Notre région ne se remettra déjà pas des deux premières révolutions industrielles qui ont saccagé les paysages, contaminé l’eau, la terre et la santé des ouvriers dans l’absurdité du travail à l’usine. Alors ils y vont de plus belle. Les nécessités de la « Crise » rejoignant celles de notre survie, tous les espoirs se portent sur ces nouvelles technologies qui créent de l’emploi et contraignent nos comportements vers la baisse des rejets de gaz à effet de serre – paraît-il. Avec la RFID (déjà présente dans la carte de transports Pass Pass), les compteurs Linky et les smartphones, nos faits et gestes seront enregistrés et optimisés comme dans une vulgaire chaîne logistique. Ce qu’il nous en coûtera ? La liberté de vivre et de se déplacer sans l’œil d’un mouchard écologique. Chekib Gharbi, le directeur d’EuraRFID, était d’ailleurs présent à cette sauterie sur la « transition énergétique » pour vendre sa ville « intelligente » : Sunrise[2] ou la smarthome, cette maison automatisée qui saura tout de notre mode de vie[3].
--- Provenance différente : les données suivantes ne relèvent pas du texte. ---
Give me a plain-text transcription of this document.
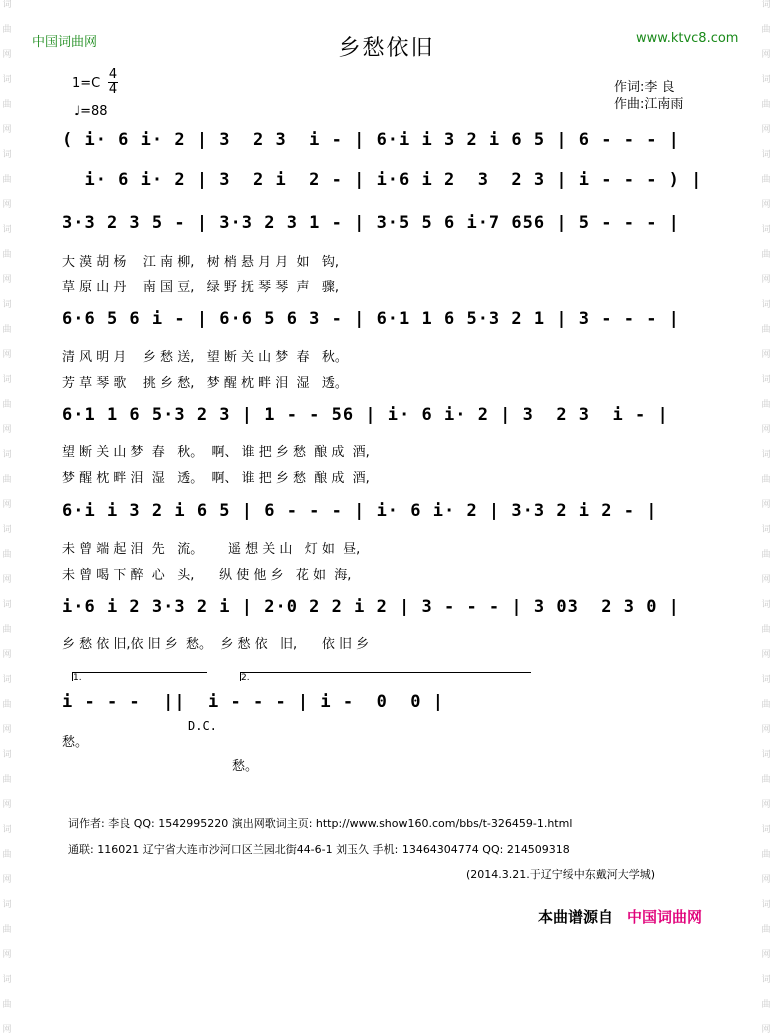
词
曲
网
词
曲
网
词
曲
网
词
曲
网
词
曲
网
词
曲
网
词
曲
网
词
曲
网
词
曲
网
词
曲
网
词
曲
网
词
曲
网
词
曲
网
词
曲
网
词
曲
网
词
曲
网
词
曲
网
词
曲
网
词
曲
网
词
曲
网
词
曲
网
词
曲
网
词
曲
网
词
曲
网
词
曲
网
词
曲
网
词
曲
网
词
曲
网
中国词曲网	乡愁依旧	www.ktvc8.com
$1=C \frac{4}{4}$
♩=88
作词:李 良
作曲:江南雨
( i· 6 i· 2 | 3  2 3  i - | 6·i i 3 2 i 6 5 | 6 - - - |
i· 6 i· 2 | 3  2 i  2 - | i·6 i 2  3  2 3 | i - - - ) |
3·3 2 3 5 - | 3·3 2 3 1 - | 3·5 5 6 i·7 656 | 5 - - - |
大 漠 胡 杨    江 南 柳,   树 梢 悬 月 月  如   钩,
草 原 山 丹    南 国 豆,   绿 野 抚 琴 琴  声   骤,
6·6 5 6 i - | 6·6 5 6 3 - | 6·1 1 6 5·3 2 1 | 3 - - - |
清 风 明 月    乡 愁 送,   望 断 关 山 梦  春   秋。
芳 草 琴 歌    挑 乡 愁,   梦 醒 枕 畔 泪  湿   透。
6·1 1 6 5·3 2 3 | 1 - - 56 | i· 6 i· 2 | 3  2 3  i - |
望 断 关 山 梦  春   秋。  啊、 谁 把 乡 愁  酿 成  酒,
梦 醒 枕 畔 泪  湿   透。  啊、 谁 把 乡 愁  酿 成  酒,
6·i i 3 2 i 6 5 | 6 - - - | i· 6 i· 2 | 3·3 2 i 2 - |
未 曾 端 起 泪  先   流。      遥 想 关 山   灯 如  昼,
未 曾 喝 下 醉  心   头,      纵 使 他 乡   花 如  海,
i·6 i 2 3·3 2 i | 2·0 2 2 i 2 | 3 - - - | 3 03  2 3 0 |
乡 愁 依 旧,依 旧 乡  愁。  乡 愁 依   旧,      依 旧 乡
1.	2.
i - - -  ||  i - - - | i -  0  0 |
D.C.
愁。
愁。
词作者: 李良 QQ: 1542995220 演出网歌词主页: http://www.show160.com/bbs/t-326459-1.html
通联: 116021 辽宁省大连市沙河口区兰园北街44-6-1 刘玉久 手机: 13464304774 QQ: 214509318
(2014.3.21.于辽宁绥中东戴河大学城)
本曲谱源自 中国词曲网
« La transition énergétique a déjà commencé », se gratifie Jean-Claude Baudens, le directeur régional d’ERDF (La Voix du Nord, 10 juillet 2013). Et le convoyeur d’énergie nucléaire d’évoquer le développement de l’éolien pour justifier ses nouvelles lignes à très haute tension et ses compteurs électriques Linky – Jean-Marc Ayrault vient d’annoncer leur généralisation grâce à ses « Investissements d’avenir »[4]. Pour ERDF comme pour les autres, ce qu’ils appellent « transition énergétique » est l’installation de nuisances supplémentaires sans toucher aux bases de l’économie actuelle. EDF se défend corps et biens pour prolonger la durée de vie de ses centrales – dont celle de Gravelines, la plus puissante d’Europe – pour trente années encore. Les technologies numériques sont la principale source d’augmentation de production électrique : les data centers consomment 7% de l’électricité en France, soit sept fois plus qu’en 2005 ; en 2020 aux États-Unis, ils rejetteront autant de CO2 que les avions, prédit Le Figaro du 22 avril 2010. Que dire des poubelles à ciel ouvert de matériel informatique ? Que dire du métro automatique qu’Éric Quiquet s’apprête à rallonger ? ; du data center propre à ingérer les quantités de bits informatiques envoyés par les cartes Pass Pass ? Ils sont tous de gourmands consommateurs d’énergie nucléaire. Quant aux éoliennes ou aux panneaux photovoltaïques, si le vent et le soleil sont renouvelables, la silice, les terres rares et métaux précieux qui entrent dans leur fabrication sont, quant à eux, tout-à-fait épuisables et nuisibles. Voir les mines d’extraction chinoises pour nourrir votre dégoût des énergies « renouvelables ».

Le modèle de développement des Verts est le même que celui des transporteurs, d’EDF et des militants des nouvelles technologies. Leur Troisième révolution industrielle comme leur « transition énergétique » sont aussi nocifs pour l’environnement et notre santé que pour notre liberté de choisir une vie digne d’être vécue. Nous les rejetons en bloc.

Tomjo

1. http://elus-npdc.eelv.fr/2013/07/11/la-troisieme-revolution-industrielle-est-en-marche/

2. « Pourquoi il faut fermer Euratechnologies »,  hors-sol, mars 2013.

3. « Planète  »intelligente », planète décervelée », hors-sol, juillet 2013.

4. « Humanité 2.0 : Linky, l’Enfer Vert et le techno-totalitarisme », Pièces et main d’œuvre, juillet 2013.